トランプ大統領は選挙期間中、中国が人民元を人為的に切り下げて輸出大国となり、アメリカ人の雇用を奪っていると批判してきました。
UCLA経済学者 兪偉雄氏:「先日行われた米中首脳会談はうまくゆき、互いに誠意をもって両国の経済問題や貿易問題、さらには北朝鮮問題など地政学の面でも協力し合えることを感じました。トランプは不必要な衝突や重大な災難を起こさないために中国が協力してくれることを願って、態度を軟化させたのです。」
米中首脳会談で両首脳は両国の貿易不均衡を解消するため「貿易100日計画」をただちに実施することで合意しました。これは中国が米国の対中貿易赤字を減少させる用意があることを示しています。
中国外務省の陸慷(りく こう)報道官は13日、中国は人民元の競争的な切り下げを回避すると述べた上で、米国との経済貿易関係がバランスよく発展してゆくようさらなる協力を行うと述べました。
トランプ氏の当選後、中国は実際に為替レートについて正常化をはかっています。米中首脳会談直前の3月30日には、中央銀行と外貨管理局がそれぞれ人民元の為替レートの幅を増やすと発表しました。
ここ数日の人民元の対ドル為替レートも上昇しています。
ですが今回のアメリカ財務省の報告は、米国の対中国貿易赤字が巨額に上っていることを強調しており、中国が為替操作を行っていないか監視リストに入れるとしています。
金融アナリスト 任中道氏:「報告は年に2回あるので、今回の調査では為替操作国に認定されなくても、次回も同じであるとは限りません。半年後の10月にまた報告があります。だから今回は為替認定国への認定を免れたとしても、中国は安心できるわけではありません。」
『ウォールストリート・ジャーナル』の報道では、アメリカ政府は引き続き中国の為替レート管理と貿易活動について注意してゆくとのことです。中国は人民元の下落を完全に抑えようと思っているのではなく、人民元の段階的な切り下げを行おうとしていると指摘しています。
もし人民元が大暴落すれば、中国の通貨膨張が輸入コストの値上がりに伴って加速され、資本の流出をコントロールすることができなくなり、中国に寄せられた信頼がそがれることになると報じています。

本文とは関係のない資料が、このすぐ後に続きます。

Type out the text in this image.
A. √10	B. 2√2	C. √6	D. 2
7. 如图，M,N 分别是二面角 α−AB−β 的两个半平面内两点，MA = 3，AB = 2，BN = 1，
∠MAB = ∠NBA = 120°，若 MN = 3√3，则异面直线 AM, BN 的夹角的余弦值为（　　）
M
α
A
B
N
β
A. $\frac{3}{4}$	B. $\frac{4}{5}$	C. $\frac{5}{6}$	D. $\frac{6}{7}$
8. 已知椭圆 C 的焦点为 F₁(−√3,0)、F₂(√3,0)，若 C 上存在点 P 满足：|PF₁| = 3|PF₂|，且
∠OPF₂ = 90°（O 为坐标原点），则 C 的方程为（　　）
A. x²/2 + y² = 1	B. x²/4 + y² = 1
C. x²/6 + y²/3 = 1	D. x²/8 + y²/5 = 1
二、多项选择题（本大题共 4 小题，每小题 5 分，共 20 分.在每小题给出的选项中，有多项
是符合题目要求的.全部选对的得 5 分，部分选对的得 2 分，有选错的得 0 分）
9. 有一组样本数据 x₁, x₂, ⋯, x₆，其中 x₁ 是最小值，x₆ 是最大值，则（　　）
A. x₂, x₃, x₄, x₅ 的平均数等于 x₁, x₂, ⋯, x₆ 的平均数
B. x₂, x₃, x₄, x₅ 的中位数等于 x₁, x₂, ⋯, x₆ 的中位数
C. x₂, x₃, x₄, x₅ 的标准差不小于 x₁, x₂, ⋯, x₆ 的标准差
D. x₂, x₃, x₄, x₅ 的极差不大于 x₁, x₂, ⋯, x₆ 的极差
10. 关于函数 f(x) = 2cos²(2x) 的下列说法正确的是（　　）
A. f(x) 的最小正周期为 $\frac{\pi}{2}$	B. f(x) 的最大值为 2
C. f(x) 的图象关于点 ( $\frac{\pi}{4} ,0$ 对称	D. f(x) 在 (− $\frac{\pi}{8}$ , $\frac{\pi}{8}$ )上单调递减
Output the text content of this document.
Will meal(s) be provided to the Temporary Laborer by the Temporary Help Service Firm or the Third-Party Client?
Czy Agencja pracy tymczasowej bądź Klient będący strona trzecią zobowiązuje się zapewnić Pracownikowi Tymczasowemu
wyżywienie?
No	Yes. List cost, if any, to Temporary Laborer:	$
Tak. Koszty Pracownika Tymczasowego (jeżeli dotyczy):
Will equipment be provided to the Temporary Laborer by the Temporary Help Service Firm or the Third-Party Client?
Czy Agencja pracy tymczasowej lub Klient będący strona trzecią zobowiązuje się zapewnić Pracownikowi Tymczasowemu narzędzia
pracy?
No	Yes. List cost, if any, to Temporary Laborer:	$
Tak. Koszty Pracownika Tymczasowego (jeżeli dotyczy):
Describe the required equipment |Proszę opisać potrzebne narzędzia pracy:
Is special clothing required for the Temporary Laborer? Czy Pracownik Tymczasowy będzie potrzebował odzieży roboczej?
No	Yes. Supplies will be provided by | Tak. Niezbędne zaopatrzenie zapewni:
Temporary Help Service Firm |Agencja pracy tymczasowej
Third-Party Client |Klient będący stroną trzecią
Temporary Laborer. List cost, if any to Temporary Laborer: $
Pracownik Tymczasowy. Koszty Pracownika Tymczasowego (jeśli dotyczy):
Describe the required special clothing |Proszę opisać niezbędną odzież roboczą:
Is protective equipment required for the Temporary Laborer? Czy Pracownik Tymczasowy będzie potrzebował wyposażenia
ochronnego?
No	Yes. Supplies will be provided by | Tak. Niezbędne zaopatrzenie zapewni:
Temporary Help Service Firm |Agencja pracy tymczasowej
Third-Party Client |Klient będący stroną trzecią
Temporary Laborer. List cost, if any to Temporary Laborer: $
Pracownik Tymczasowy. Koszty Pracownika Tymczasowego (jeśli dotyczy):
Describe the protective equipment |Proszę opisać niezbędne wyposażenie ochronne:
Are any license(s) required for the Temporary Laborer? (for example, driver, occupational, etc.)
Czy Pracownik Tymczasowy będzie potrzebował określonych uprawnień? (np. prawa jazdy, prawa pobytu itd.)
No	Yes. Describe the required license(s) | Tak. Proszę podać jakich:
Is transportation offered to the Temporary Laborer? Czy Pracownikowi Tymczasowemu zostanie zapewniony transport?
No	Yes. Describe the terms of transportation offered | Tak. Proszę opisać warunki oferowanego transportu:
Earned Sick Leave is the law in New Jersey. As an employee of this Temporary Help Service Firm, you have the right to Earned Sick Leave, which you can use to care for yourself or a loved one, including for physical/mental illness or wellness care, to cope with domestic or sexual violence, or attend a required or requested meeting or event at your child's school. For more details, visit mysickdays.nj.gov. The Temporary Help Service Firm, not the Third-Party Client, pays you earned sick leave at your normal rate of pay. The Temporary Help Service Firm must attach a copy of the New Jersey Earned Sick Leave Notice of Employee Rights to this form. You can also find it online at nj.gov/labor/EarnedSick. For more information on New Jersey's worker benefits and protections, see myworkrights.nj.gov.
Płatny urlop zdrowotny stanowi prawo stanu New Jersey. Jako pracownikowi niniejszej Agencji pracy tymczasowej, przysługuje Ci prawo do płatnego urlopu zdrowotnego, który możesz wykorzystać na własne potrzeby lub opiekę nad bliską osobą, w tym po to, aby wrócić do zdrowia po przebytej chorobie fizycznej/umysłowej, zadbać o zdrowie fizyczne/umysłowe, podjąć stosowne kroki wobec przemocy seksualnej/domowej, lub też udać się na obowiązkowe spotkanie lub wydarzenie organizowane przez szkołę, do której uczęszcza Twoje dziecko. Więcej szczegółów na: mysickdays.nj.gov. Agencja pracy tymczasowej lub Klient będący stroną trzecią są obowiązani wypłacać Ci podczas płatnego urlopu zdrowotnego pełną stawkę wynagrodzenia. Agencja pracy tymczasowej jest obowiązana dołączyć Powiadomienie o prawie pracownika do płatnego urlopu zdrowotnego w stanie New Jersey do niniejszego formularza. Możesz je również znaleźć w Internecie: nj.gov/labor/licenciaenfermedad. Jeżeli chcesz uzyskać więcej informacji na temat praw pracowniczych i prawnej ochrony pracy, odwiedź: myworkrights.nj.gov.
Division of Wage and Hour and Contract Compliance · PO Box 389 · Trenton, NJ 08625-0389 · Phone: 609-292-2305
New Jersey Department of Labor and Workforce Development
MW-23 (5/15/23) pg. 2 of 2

また、多くの中国企業が外債を返済するに当たって多くの問題に直面しているとも指摘しています。人民元が弱まれば、企業はさらに多くの人民元を支払ってドル債権を返済しなければなりません。⑪これらの企業の多くは国内での業務によって収入を得ており、債務返済とコスト高騰の圧力を受けて、国内の投資削減やリストラを余儀なくされる可能性があります。
カリフォルニア大学ロサンゼルス校(UCLA)の経済学者、兪偉雄(ゆ いゆう)氏は、人民元の切り下げは米中貿易摩擦を引き起こしただけでなく、さらにひどいことに中国の金融市場を不安定にさせたと指摘しています。
UCLA経済学者 兪偉雄氏:「かつて強かった人民元の価値はどんどん下がり、経済恐慌を引き起こしたことに人々は気づきました。そして資本の流出を招き、それがさらに人民元の暴落の原因となるという、ひどい悪循環に陥っています。」
金融アナリストの任中道(にん ちゅうどう)氏は、企業家のトランプ米大統領はアメリカの利益を最大にすることを重視しており、為替問題は最大の関心事ではないと指摘しています。
金融アナリスト 任中道氏:「この1~2年、人民元の下落、資本の流出、ドルの高騰によって、各国の資本がアメリカに流れています。ですから為替レートの問題はもう最大の問題ではなく、一番の問題は貿易です。高関税を課すなどのカードをちらつかせて、トランプは貿易面で中国に圧力をかけてくるでしょう。」
大統領府の管轄下にあるアメリカ合衆国通商代表部は3月30日、中国工業における過剰生産能力とダンピングや強制的な技術移転、米国産牛肉や電子決済サービスなどの輸入の長期に亘る禁止など、中国との貿易問題について批判しました。
兪氏はトランプ大統領は選挙公約を履行しなければならないので、遅かれ早かれ米中貿易の現状維持は不可能となるだろうと考えています。
新唐人テレビがお伝えしました。